Our VP of adverts demonstrated an aspect of the problem under
review; the manager went spinning across the floor. Once he went
down, one of our executaries brought up a point with her machete
and ruled him out of order. The debate continued. A conference
such as this really got the adrenals spitting. The average time it
took for teams to agree was four minutes; then the proxies emerged,
if needed. This meeting was hard and had gone six minutes by
the time we led.

"Oh, fuck," said Avalon, staring ahead, pulling away from
me. "Goddamnit."

SatCom's proxy rolled onto the floor.

"Close me up, quick," she said. "She'll kill everybody in the
building if I don't move."

The new player-wearing skates-was more than six feet high.
Her upper armor consisted of black chain mail worn over a
breastplate. Long black leather leggies rose on high; her elbow
and knee guards bore sharp spikes. She was nude between her
navel and thighs. She carried a long mace and a broadax. Her
crasher was black, too, with great horns rising from the top; on
it was a grotesque face mask with eyeslits.

"You've met?" I asked.

"Yeah. "

"Who is it?"

"Crazy Lola. We grew up on the same block. She's fuckin'
psycho."

"How do you know it's her?"

"Look at her hair."

Crazy Lola's pubic hair was dyed blood-red and shaved into
the form of a heart.

"Anything for attention."

Avalon picked up her bat and loosened the chain at her waist
so that she might remove it more speedily; I'd taught her that
trick.

"Scoots, Shamey."

"Break a leg," I replied.

Crazy Lola hadn't run the ground twenty seconds before she'd
mated our sales manager. Our last regular player, the VP of de-
mographs, dispatched SatCom's last executary with his kendo
pole, only to skid into the path of Lola. Slipping her mace into
her holster and raising her broadax, she brought the latter down
onto his crasher and split his head to the chest.
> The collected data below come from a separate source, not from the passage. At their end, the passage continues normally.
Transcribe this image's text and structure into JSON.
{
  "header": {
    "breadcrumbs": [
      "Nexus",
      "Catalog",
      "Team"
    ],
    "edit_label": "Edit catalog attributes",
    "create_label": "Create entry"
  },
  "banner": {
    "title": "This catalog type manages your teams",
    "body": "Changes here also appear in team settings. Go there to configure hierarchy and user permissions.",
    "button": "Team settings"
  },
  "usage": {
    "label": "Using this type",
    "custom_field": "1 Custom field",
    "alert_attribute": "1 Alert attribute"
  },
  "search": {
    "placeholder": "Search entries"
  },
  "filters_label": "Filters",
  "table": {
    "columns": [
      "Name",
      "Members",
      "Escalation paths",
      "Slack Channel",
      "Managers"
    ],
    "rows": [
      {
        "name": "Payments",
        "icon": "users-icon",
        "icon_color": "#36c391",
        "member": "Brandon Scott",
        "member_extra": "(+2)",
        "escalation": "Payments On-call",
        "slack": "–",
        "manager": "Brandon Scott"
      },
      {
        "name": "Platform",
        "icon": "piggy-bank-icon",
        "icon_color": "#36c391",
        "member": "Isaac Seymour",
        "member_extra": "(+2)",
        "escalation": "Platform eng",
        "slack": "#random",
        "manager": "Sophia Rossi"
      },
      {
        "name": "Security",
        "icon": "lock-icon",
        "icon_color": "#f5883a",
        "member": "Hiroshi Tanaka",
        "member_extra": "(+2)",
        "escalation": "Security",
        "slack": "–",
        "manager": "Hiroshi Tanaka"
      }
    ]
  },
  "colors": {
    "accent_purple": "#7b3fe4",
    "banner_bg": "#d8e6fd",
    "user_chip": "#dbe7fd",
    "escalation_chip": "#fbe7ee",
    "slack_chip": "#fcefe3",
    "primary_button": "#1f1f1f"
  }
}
Avalon shot out to great applause. The women circled warily
in opposite orbits, calling each other baleful names. Then Crazy
Lola charged, brandishing her mace. Avalon spun to her right
and cracked Lola in the faceplate with her bat. Lola fell on her
back, her crasher bent back against her head; she was on her feet
again in moments. Avalon made a leisurely circuit to the side and
then moved. I could barely look, but did; I knew she'd win.